De Kroon said researchers were puzzled about the cause of the decline because land use surrounding the preserve hadn’t changed significantly during the data collection period. They theorized that pesticide spray from nearby farms had gotten into the ecosystems.
“Even at small concentrations, they can disrupt insect life,” de Kroon said.
Other potential causes, he said, are nitrogen from fertilizers getting into the soil and agricultural techniques that don’t allow for hedgerows and native wildflowers. Farms without native plants, he said, are an “ecological trap” for insects because they look attractive but don’t offer food that they can eat. The same is likely true of urban and suburban landscapes where many lawns and gardens lack native plants and pesticides are heavily applied.

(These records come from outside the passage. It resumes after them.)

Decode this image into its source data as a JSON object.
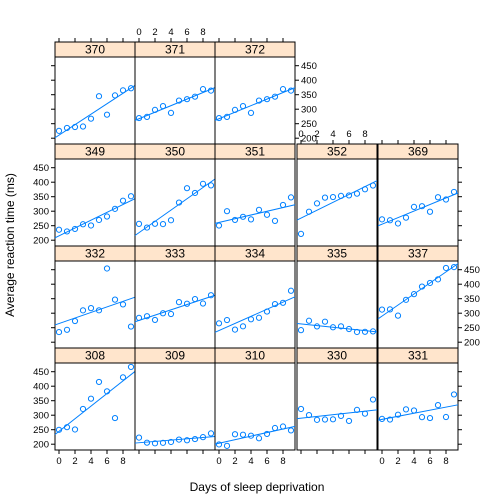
{
  "chart_data": {
    "type": "scatter",
    "layout": "trellis",
    "xlabel": "Days of sleep deprivation",
    "ylabel": "Average reaction time (ms)",
    "xlim": [
      -0.5,
      9.5
    ],
    "ylim": [
      180,
      480
    ],
    "x_ticks": [
      0,
      2,
      4,
      6,
      8
    ],
    "y_ticks": [
      200,
      250,
      300,
      350,
      400,
      450
    ],
    "x": [
      0,
      1,
      2,
      3,
      4,
      5,
      6,
      7,
      8,
      9
    ],
    "colors": {
      "strip": "#ffe5cc",
      "points": "#0080ff",
      "line": "#0080ff"
    },
    "panels": [
      {
        "subject": "370",
        "values": [
          225.3,
          235.2,
          238.5,
          240.3,
          267.3,
          344.8,
          281.1,
          347.6,
          365.2,
          372.2
        ]
      },
      {
        "subject": "371",
        "values": [
          269.4,
          273.5,
          297.6,
          310.6,
          287.2,
          329.6,
          334.5,
          343.2,
          369.1,
          364.1
        ]
      },
      {
        "subject": "372",
        "values": [
          269.4,
          273.5,
          297.6,
          310.6,
          287.2,
          329.6,
          334.5,
          343.2,
          369.1,
          364.1
        ]
      },
      {
        "subject": "349",
        "values": [
          236.1,
          230.3,
          238.9,
          254.9,
          250.8,
          269.8,
          281.6,
          308.1,
          336.3,
          351.6
        ]
      },
      {
        "subject": "350",
        "values": [
          256.3,
          243.5,
          256.7,
          255.5,
          268.9,
          329.7,
          379.4,
          362.9,
          394.5,
          389.0
        ]
      },
      {
        "subject": "351",
        "values": [
          250.5,
          300.1,
          269.9,
          280.6,
          271.8,
          304.6,
          287.7,
          266.6,
          321.5,
          347.6
        ]
      },
      {
        "subject": "352",
        "values": [
          221.7,
          298.2,
          326.9,
          346.8,
          348.8,
          352.8,
          354.4,
          360.5,
          375.6,
          388.5
        ]
      },
      {
        "subject": "369",
        "values": [
          271.9,
          268.7,
          257.7,
          277.7,
          314.8,
          317.2,
          298.1,
          348.1,
          340.3,
          366.5
        ]
      },
      {
        "subject": "332",
        "values": [
          234.9,
          242.8,
          272.9,
          309.8,
          317.5,
          309.9,
          454.2,
          346.8,
          330.3,
          253.9
        ]
      },
      {
        "subject": "333",
        "values": [
          283.9,
          289.6,
          276.8,
          299.8,
          297.2,
          338.2,
          332.6,
          348.8,
          333.4,
          362.0
        ]
      },
      {
        "subject": "334",
        "values": [
          265.1,
          276.4,
          243.4,
          254.7,
          279.0,
          284.2,
          305.6,
          331.5,
          335.8,
          377.3
        ]
      },
      {
        "subject": "335",
        "values": [
          241.6,
          273.9,
          254.5,
          270.8,
          251.5,
          254.6,
          245.5,
          235.3,
          235.9,
          237.3
        ]
      },
      {
        "subject": "337",
        "values": [
          312.4,
          313.2,
          291.6,
          346.1,
          365.7,
          391.8,
          404.3,
          416.7,
          455.9,
          458.9
        ]
      },
      {
        "subject": "308",
        "values": [
          249.6,
          258.7,
          250.8,
          321.4,
          356.9,
          414.7,
          382.2,
          290.1,
          430.6,
          466.4
        ]
      },
      {
        "subject": "309",
        "values": [
          222.7,
          205.3,
          203.0,
          204.7,
          207.7,
          215.9,
          213.6,
          217.7,
          224.3,
          237.3
        ]
      },
      {
        "subject": "310",
        "values": [
          199.1,
          194.3,
          234.3,
          232.8,
          229.3,
          220.5,
          235.4,
          255.8,
          261.0,
          247.5
        ]
      },
      {
        "subject": "330",
        "values": [
          321.5,
          300.4,
          283.9,
          285.1,
          285.8,
          297.6,
          280.2,
          318.3,
          305.3,
          354.0
        ]
      },
      {
        "subject": "331",
        "values": [
          287.2,
          285.0,
          301.8,
          320.1,
          316.3,
          293.3,
          290.1,
          334.8,
          293.7,
          371.6
        ]
      }
    ]
  }
}
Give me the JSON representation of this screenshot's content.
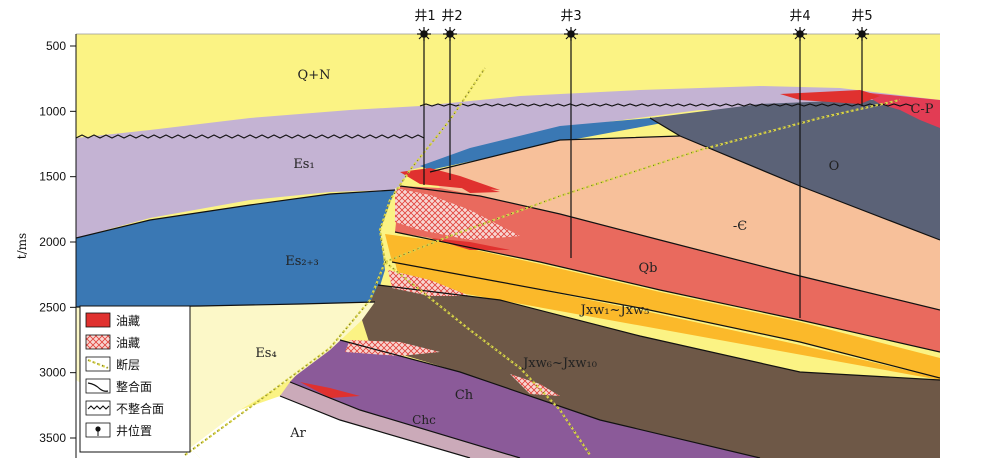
{
  "axis": {
    "title": "t/ms",
    "ticks": [
      500,
      1000,
      1500,
      2000,
      2500,
      3000,
      3500
    ]
  },
  "wells": [
    {
      "name": "井1"
    },
    {
      "name": "井2"
    },
    {
      "name": "井3"
    },
    {
      "name": "井4"
    },
    {
      "name": "井5"
    }
  ],
  "units": {
    "qn": "Q+N",
    "es1": "Es₁",
    "es23": "Es₂₊₃",
    "es4": "Es₄",
    "cp": "C-P",
    "o": "O",
    "cam": "-Є",
    "qb": "Qb",
    "jxw15": "Jxw₁~Jxw₅",
    "jxw610": "Jxw₆~Jxw₁₀",
    "ch": "Ch",
    "chc": "Chc",
    "ar": "Ar"
  },
  "legend": [
    {
      "label": "油藏"
    },
    {
      "label": "油藏"
    },
    {
      "label": "断层"
    },
    {
      "label": "整合面"
    },
    {
      "label": "不整合面"
    },
    {
      "label": "井位置"
    }
  ],
  "colors": {
    "qn": "#fbf384",
    "es1": "#c4b3d3",
    "es23": "#3a78b4",
    "es4": "#fcf8c8",
    "cp": "#e23c54",
    "o": "#5b6277",
    "cam": "#f7c09a",
    "qb": "#e96a5e",
    "jxw15": "#fbb92a",
    "jxw610": "#6e5847",
    "ch": "#8b5a99",
    "chc": "#cbaab9",
    "ar": "#ffffff",
    "oil": "#e0312f",
    "fault": "#d8d34a"
  }
}
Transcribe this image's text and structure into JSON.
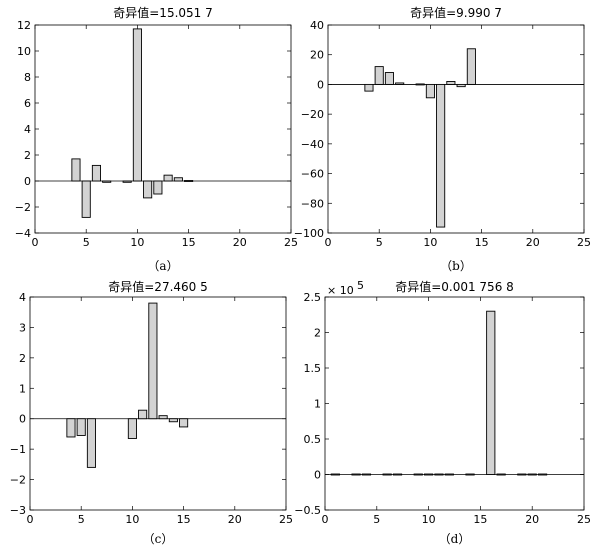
{
  "chart_data": [
    {
      "type": "bar",
      "title": "奇异值=15.051 7",
      "label": "（a）",
      "xlim": [
        0,
        25
      ],
      "ylim": [
        -4,
        12
      ],
      "xticks": [
        0,
        5,
        10,
        15,
        20,
        25
      ],
      "yticks": [
        -4,
        -2,
        0,
        2,
        4,
        6,
        8,
        10,
        12
      ],
      "x": [
        4,
        5,
        6,
        7,
        9,
        10,
        11,
        12,
        13,
        14,
        15
      ],
      "values": [
        1.7,
        -2.8,
        1.2,
        -0.1,
        -0.1,
        11.7,
        -1.3,
        -1.0,
        0.45,
        0.25,
        -0.05
      ]
    },
    {
      "type": "bar",
      "title": "奇异值=9.990 7",
      "label": "（b）",
      "xlim": [
        0,
        25
      ],
      "ylim": [
        -100,
        40
      ],
      "xticks": [
        0,
        5,
        10,
        15,
        20,
        25
      ],
      "yticks": [
        -100,
        -80,
        -60,
        -40,
        -20,
        0,
        20,
        40
      ],
      "x": [
        4,
        5,
        6,
        7,
        9,
        10,
        11,
        12,
        13,
        14
      ],
      "values": [
        -4.5,
        12,
        8,
        1,
        0.5,
        -9,
        -96,
        2,
        -1.5,
        24
      ]
    },
    {
      "type": "bar",
      "title": "奇异值=27.460 5",
      "label": "（c）",
      "xlim": [
        0,
        25
      ],
      "ylim": [
        -3,
        4
      ],
      "xticks": [
        0,
        5,
        10,
        15,
        20,
        25
      ],
      "yticks": [
        -3,
        -2,
        -1,
        0,
        1,
        2,
        3,
        4
      ],
      "x": [
        4,
        5,
        6,
        10,
        11,
        12,
        13,
        14,
        15
      ],
      "values": [
        -0.6,
        -0.55,
        -1.6,
        -0.65,
        0.28,
        3.8,
        0.1,
        -0.1,
        -0.27
      ]
    },
    {
      "type": "bar",
      "title": "奇异值=0.001 756 8",
      "label": "（d）",
      "multiplier": "× 10",
      "multiplier_exp": "5",
      "xlim": [
        0,
        25
      ],
      "ylim": [
        -0.5,
        2.5
      ],
      "xticks": [
        0,
        5,
        10,
        15,
        20,
        25
      ],
      "yticks": [
        -0.5,
        0,
        0.5,
        1,
        1.5,
        2,
        2.5
      ],
      "x": [
        1,
        3,
        4,
        6,
        7,
        9,
        10,
        11,
        12,
        14,
        16,
        17,
        19,
        20,
        21
      ],
      "values": [
        0.005,
        0.005,
        0.005,
        0.005,
        0.005,
        0.005,
        0.005,
        0.005,
        0.005,
        0.005,
        2.3,
        0.005,
        0.005,
        0.005,
        0.005
      ]
    }
  ]
}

The study concluded that the insect decline trend could potentially be applied to all areas of the world where human disturbance is high.
“As far as we can see, it (the insect decline) is a worldwide phenomenon,” de Kroon said. “There’s not a single cause, which means there’s probably not a single solution.”
Since the German insect decline study made headlines around the world, he said, a movement to save the insects has sprung up in Europe. That movement resulted in a ban throughout the European Union on neonicotinoid pesticide spraying in open fields, and an effort to bring back hedgerows and native wildflower strips in agricultural areas.
So far, said de Kroon, it seems to be working. In one small flower-rich area near his city in Holland, researchers found nearly 1,000 bees from 78 wild bee species.
“It’s nice to know that we can do something, really,” he said.
Saving the insects, he added, means saving the birds that rely on them for food.
“Keeping the common species common is our goal,” he said.
De Kroon said he would like to see more insect studies around the world. He cautioned that studies, for example, those investigating the safety of pesticides, should not rely on lab results alone but should be based on data from the field.
“Lab studies do not reflect what we see in nature,” he said.
Raritan Headwaters Association (RHA), based in Bedminster, has been working since 1959 to protect, preserve and improve water quality and other natural resources of the Raritan River headwaters region through efforts in science, education, advocacy, land preservation and stewardship.